Das von vielen demonstrierenden Bürgern in Anspruch genommene "Widerstandsrecht" gibt es so im rechtlichen Sinne gar nicht. Das Grundgesetz kennt ein Widerstandsrecht nur, wenn die verfassungsmäßige Ordnung bedroht ist - aber sicher nicht im Zusammenhang mit einem Konflikt um einen Bahnhof. Auch das häufig in Anspruch genommene Recht auf "gewaltfreien Widerstand" gibt es als ein Rechtfertigungsmittel für Straftaten, etwa für gewaltsame Sitzblockaden, nicht.

Es gibt Gruppierungen, die bei ihren populären Aktionen ständig auf besagtes Widerstandsrecht aufmerksam machen...

Ich meine, dass sich diese Gruppierungen und ihre Wortführer schon fragen lassen müssen, ob sie nicht Demonstranten an einen Punkt führen, an dem Straftaten begangen werden. Das haben wir den Organisatoren diverser Großdemos auch ausdrücklich gesagt. Ich rede nicht von strafrechtlicher, aber von ethischer Verantwortung, die ein Veranstalter den Menschen gegenüber hat, die er zur Demo aufruft. Wenn etwas passiert, muss schließlich jeder Demonstrant für sich die Konsequenzen tragen. Da hilft es nicht, sich aufs große Ganze zu berufen.

Spielen die Motive des Protests gar keine Rolle?
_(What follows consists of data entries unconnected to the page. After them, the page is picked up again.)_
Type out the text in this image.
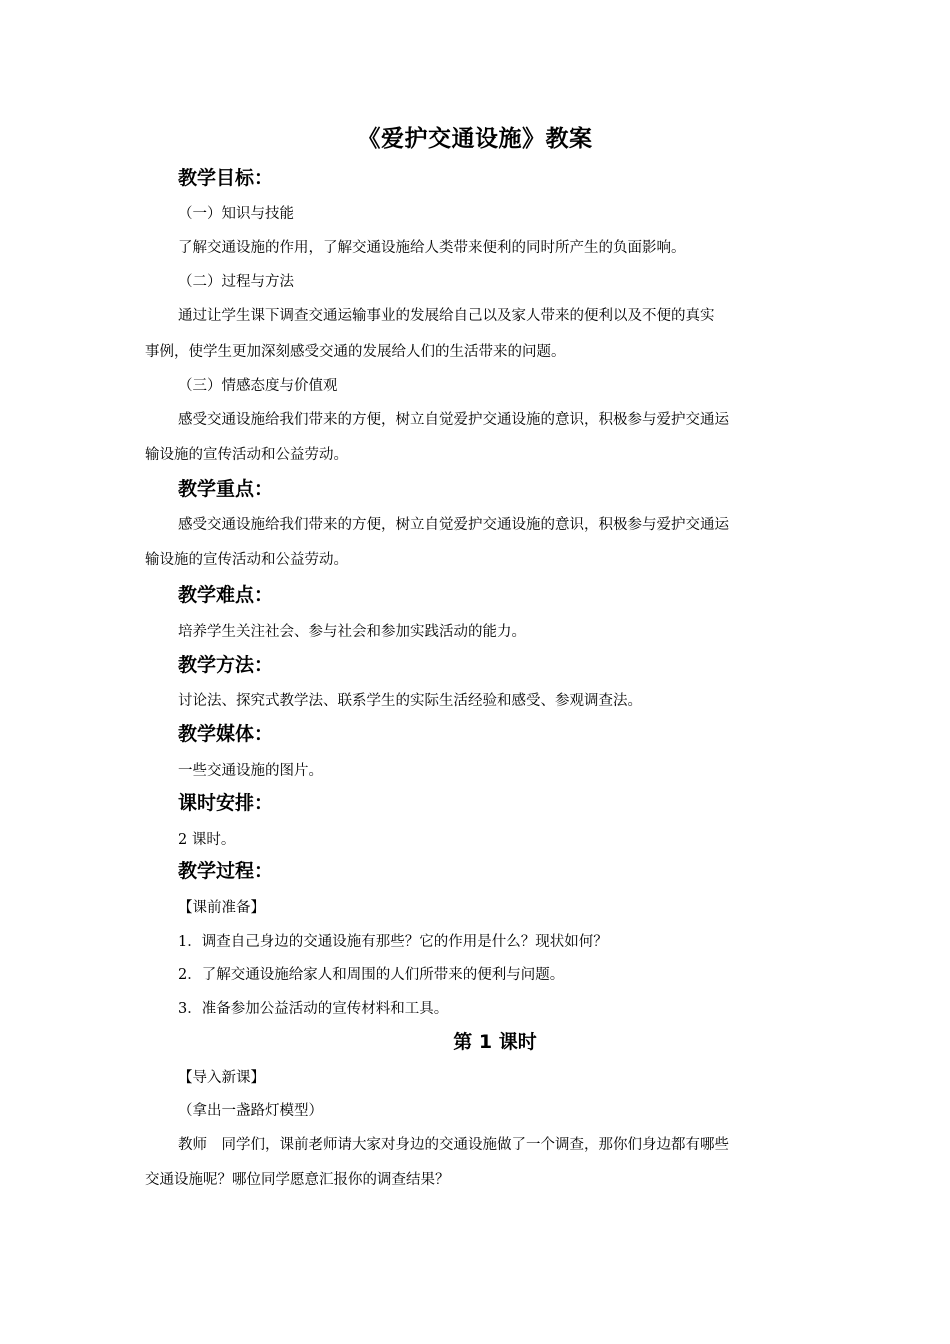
《爱护交通设施》教案
教学目标：
（一）知识与技能
了解交通设施的作用，了解交通设施给人类带来便利的同时所产生的负面影响。
（二）过程与方法
通过让学生课下调查交通运输事业的发展给自己以及家人带来的便利以及不便的真实
事例，使学生更加深刻感受交通的发展给人们的生活带来的问题。
（三）情感态度与价值观
感受交通设施给我们带来的方便，树立自觉爱护交通设施的意识，积极参与爱护交通运
输设施的宣传活动和公益劳动。
教学重点：
感受交通设施给我们带来的方便，树立自觉爱护交通设施的意识，积极参与爱护交通运
输设施的宣传活动和公益劳动。
教学难点：
培养学生关注社会、参与社会和参加实践活动的能力。
教学方法：
讨论法、探究式教学法、联系学生的实际生活经验和感受、参观调查法。
教学媒体：
一些交通设施的图片。
课时安排：
2 课时。
教学过程：
【课前准备】
1．调查自己身边的交通设施有那些？它的作用是什么？现状如何？
2．了解交通设施给家人和周围的人们所带来的便利与问题。
3．准备参加公益活动的宣传材料和工具。
第 1 课时
【导入新课】
（拿出一盏路灯模型）
教师　同学们，课前老师请大家对身边的交通设施做了一个调查，那你们身边都有哪些
交通设施呢？哪位同学愿意汇报你的调查结果？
Sie spielen schon eine Rolle, zum Beispiel bei der Frage der Rechtswidrigkeit einer Blockade - und immer bei der Strafzumessung im Falle der Verurteilung: Wer zum Thema Weltfrieden oder Kernkraft demonstriert, darf womöglich andere Demonstrationsmittel anwenden als jemand, der einen neuen Bahnhof nicht will oder will. Das entscheidet letztlich das Gericht.

Bei den großen S-21-Demos werden häufig im Anschluss an die offizielle Kundgebung Straßen und Kreuzungen blockiert. Dürfen die Demonstranten das?

Sitzblockaden sind bei Demonstrationen nicht grundsätzlich verboten und nicht von vornherein eine Nötigung. Aber solche Sitzblockaden, die in keinerlei räumlichem, sachlichem oder zeitlichem Zusammenhang zur Demonstration stehen, sind unserer Meinung nach nicht zulässig. Die Kundgebung am Hauptbahnhof rechtfertigt also nicht die spätere Sitzblockade am Charlottenplatz. Das ist in unseren Augen eine strafbare Nötigung. Dasselbe gilt für Sitzblockaden, die nicht der Kommunikation des Anliegens dienen, sondern nur Zwang ausüben oder die Rechte Dritter beschränken.

Warum werden solche Rechtsverstöße nicht verfolgt?

Weil es in der Regel schlicht zu viele Menschen sind. Zum einen ist es schwer, die Rädelsführer zu identifizieren und festzunehmen. Zum anderen konnte man die Blockaden bislang nicht mehr mit verhältnismäßigen Mitteln auflösen. Diese Blockaden sind für Staatsanwaltschaft und die Polizei, aber auch für sehr viele Bürger ein echtes Ärgernis. In einem Fall haben Demonstranten einen Löschzug der Feuerwehr auf einer Einsatzfahrt mit Blaulicht und Martinshorn blockiert. Das stößt bei mir auf völliges Unverständnis.

Wie lange dauert es, bis Sie die zentralen strafrechtlichen Fragen zum 30. September beantworten können?

Das lässt sich im Moment wirklich nicht zuverlässig sagen. Wir müssen komplexe Sachverhalte objektiv feststellen und bewerten. Das Ergebnis muss richtig sein und jeder Nachprüfung standhalten. Singuläre Ereignisse wie den Wasserwerfereinsatz oder vereinzelte Schlagstockeinsätze werden vorrangig bearbeitet; sie können in absehbarer Zeit aufgeklärt werden.